New research from the Health Foundation has shown the importance of household information when planning and providing care, particularly for the healthcare use of individuals with multiple conditions.
Around 35% of people in the UK has two or more long-term health conditions and their care needs account for more than half of the country’s healthcare costs.
Responsibility for managing the everyday care needs of these long-term conditions often predominantly rests on the individuals themselves or informal carers, with around half of all informal carers in the UK providing care for someone in the same household.
As such, there’s a significant opportunity for health services to better plan and provide care if they are aware of household factors and health information.
Understandably, someone with multiple long-term conditions tends to use more health services than someone with fewer conditions.
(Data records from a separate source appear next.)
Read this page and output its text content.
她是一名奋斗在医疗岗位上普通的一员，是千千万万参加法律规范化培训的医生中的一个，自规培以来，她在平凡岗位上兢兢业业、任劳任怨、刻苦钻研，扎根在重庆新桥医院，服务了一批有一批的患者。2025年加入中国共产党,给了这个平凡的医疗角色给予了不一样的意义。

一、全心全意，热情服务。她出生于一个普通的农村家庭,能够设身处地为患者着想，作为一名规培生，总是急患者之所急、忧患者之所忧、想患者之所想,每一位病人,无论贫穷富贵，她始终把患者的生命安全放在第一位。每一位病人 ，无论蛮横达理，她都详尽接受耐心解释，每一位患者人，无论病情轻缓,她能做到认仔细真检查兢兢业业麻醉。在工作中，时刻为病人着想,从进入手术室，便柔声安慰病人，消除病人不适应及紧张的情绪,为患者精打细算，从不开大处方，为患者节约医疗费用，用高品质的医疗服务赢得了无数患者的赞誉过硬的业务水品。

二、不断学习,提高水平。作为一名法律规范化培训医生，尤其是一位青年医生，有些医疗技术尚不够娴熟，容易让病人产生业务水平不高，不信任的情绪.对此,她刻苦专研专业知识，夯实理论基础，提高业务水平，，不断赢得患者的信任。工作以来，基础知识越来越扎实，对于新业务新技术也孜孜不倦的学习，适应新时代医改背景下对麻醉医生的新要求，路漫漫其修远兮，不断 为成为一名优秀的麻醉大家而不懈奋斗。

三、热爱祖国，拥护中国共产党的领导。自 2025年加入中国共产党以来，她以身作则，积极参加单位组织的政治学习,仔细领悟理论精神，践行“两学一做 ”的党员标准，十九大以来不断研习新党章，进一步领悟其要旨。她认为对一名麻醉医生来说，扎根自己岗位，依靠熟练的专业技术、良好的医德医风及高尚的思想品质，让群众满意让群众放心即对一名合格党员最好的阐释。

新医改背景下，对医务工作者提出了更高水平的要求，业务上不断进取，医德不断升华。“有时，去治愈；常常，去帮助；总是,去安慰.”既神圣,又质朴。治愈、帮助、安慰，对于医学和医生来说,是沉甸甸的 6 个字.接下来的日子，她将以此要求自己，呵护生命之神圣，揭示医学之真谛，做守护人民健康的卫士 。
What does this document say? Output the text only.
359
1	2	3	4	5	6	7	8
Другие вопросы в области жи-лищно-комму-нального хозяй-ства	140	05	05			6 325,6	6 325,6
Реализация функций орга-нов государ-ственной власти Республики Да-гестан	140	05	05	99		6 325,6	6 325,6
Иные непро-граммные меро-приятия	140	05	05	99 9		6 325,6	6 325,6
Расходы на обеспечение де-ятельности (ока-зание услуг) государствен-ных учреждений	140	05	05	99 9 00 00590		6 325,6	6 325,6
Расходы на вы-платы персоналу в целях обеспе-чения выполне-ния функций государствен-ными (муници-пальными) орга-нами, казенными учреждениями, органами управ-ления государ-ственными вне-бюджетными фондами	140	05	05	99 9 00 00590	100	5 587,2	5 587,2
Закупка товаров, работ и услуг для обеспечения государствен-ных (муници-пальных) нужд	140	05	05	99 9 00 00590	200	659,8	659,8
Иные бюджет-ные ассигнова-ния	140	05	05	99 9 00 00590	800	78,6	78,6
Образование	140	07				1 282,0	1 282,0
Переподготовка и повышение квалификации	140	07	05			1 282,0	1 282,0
However, the Health Foundation data showed that this was also dependent on the health of other people living in their households.
In households where there are two or more people with multiple health conditions, it was found that they individually had higher annual primary care costs, made more GP visits and were more likely to use community care services.
The research also showed the scale of this situation across the UK.
Focusing in on over 50s living in two-person households, half of all people who had two or more long-term conditions were living with another person who also had two or more long-term conditions.
In areas of higher socioeconomic deprivation around the country, this figure was found to be even higher.
In response to their findings, the Health Foundation recommended health services looked at the potential for making better use of household information when planning and providing care.
For example, providers might be able to schedule care that is delivered in people’s homes more efficiently if they have access to information about the health and health care needs of the whole household, they suggested.
The research acknowledged that this was already occurring in many places across our health sector on a case-by-case basis, but the researchers wanted to see the practice become increasingly widespread.